Ketika kedua orang tersebut sudah pergi, Nigel berubah santai. Fazal Karim menarik sebuah meja kopi kecil ke hadapannya, lalu duduk di kursi di samping sofa.

“Ceritakan tentang keluargamu.” Nigel benar-benar tertarik dengan latar belakang orang Afganistan itu. “Kau punya anak?”

“Ya, Sir. Empat! Dua anak perempuan dan dua anak laki-laki. Yang laki-laki besar dan yang perempuan satu tua dan satu muda.”

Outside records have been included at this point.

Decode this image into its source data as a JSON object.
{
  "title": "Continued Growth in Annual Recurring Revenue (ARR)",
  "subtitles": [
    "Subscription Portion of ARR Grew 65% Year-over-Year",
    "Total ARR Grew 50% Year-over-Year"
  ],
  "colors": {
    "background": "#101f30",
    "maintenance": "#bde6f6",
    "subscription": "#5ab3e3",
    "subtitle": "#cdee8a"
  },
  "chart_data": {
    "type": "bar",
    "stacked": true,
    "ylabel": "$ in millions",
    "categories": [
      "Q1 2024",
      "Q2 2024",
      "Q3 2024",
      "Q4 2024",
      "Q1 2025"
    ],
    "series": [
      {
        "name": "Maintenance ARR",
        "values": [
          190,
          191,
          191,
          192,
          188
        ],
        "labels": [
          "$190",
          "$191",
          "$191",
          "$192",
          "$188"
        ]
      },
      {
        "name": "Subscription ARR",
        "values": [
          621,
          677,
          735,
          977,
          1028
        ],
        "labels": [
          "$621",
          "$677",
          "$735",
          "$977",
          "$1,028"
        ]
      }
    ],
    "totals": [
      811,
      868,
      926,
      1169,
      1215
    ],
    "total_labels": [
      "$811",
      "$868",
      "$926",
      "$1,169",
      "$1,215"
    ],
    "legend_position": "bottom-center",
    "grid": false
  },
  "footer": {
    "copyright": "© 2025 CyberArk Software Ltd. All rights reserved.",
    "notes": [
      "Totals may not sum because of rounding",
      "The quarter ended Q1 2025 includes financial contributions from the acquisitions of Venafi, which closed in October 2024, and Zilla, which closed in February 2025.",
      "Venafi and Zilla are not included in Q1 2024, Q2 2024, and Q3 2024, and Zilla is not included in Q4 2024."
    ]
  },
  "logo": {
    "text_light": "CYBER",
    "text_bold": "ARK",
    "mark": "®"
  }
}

Nigel berupaya menahan tawa, sebelum membetulkan perka­taan Fazal Karim. “Kini anak perempuanmu sudah dewasa—seorang gadis, maksudmu.”

“Ya, dia—perempuan muda.”

“Berapa usianya?”

“Sembilan belas. A woman.”

“Ya, a woman. Bahasa Inggris-mu bagus, Fazal Karim. Kata­kan, dari mana kau mempelajarinya?”

“Aku dulu sopir untuk British Council. Madam dan Sir bicara bahasa Inggris. Aku belajar dari mereka. Bagus untuk pekerjaan taksi ini—mengantarkan orang-orang dari Eropa.”

“Bagus sekali!”

“Bahasa Arab-ku lebih baik,” gurau Fazal Karim.

“Tentu saja.”

“Ah, ini makanannya,” kata Fazal Karim ketika Prem mem­bawa masuk nampan makanan dengan malu-malu.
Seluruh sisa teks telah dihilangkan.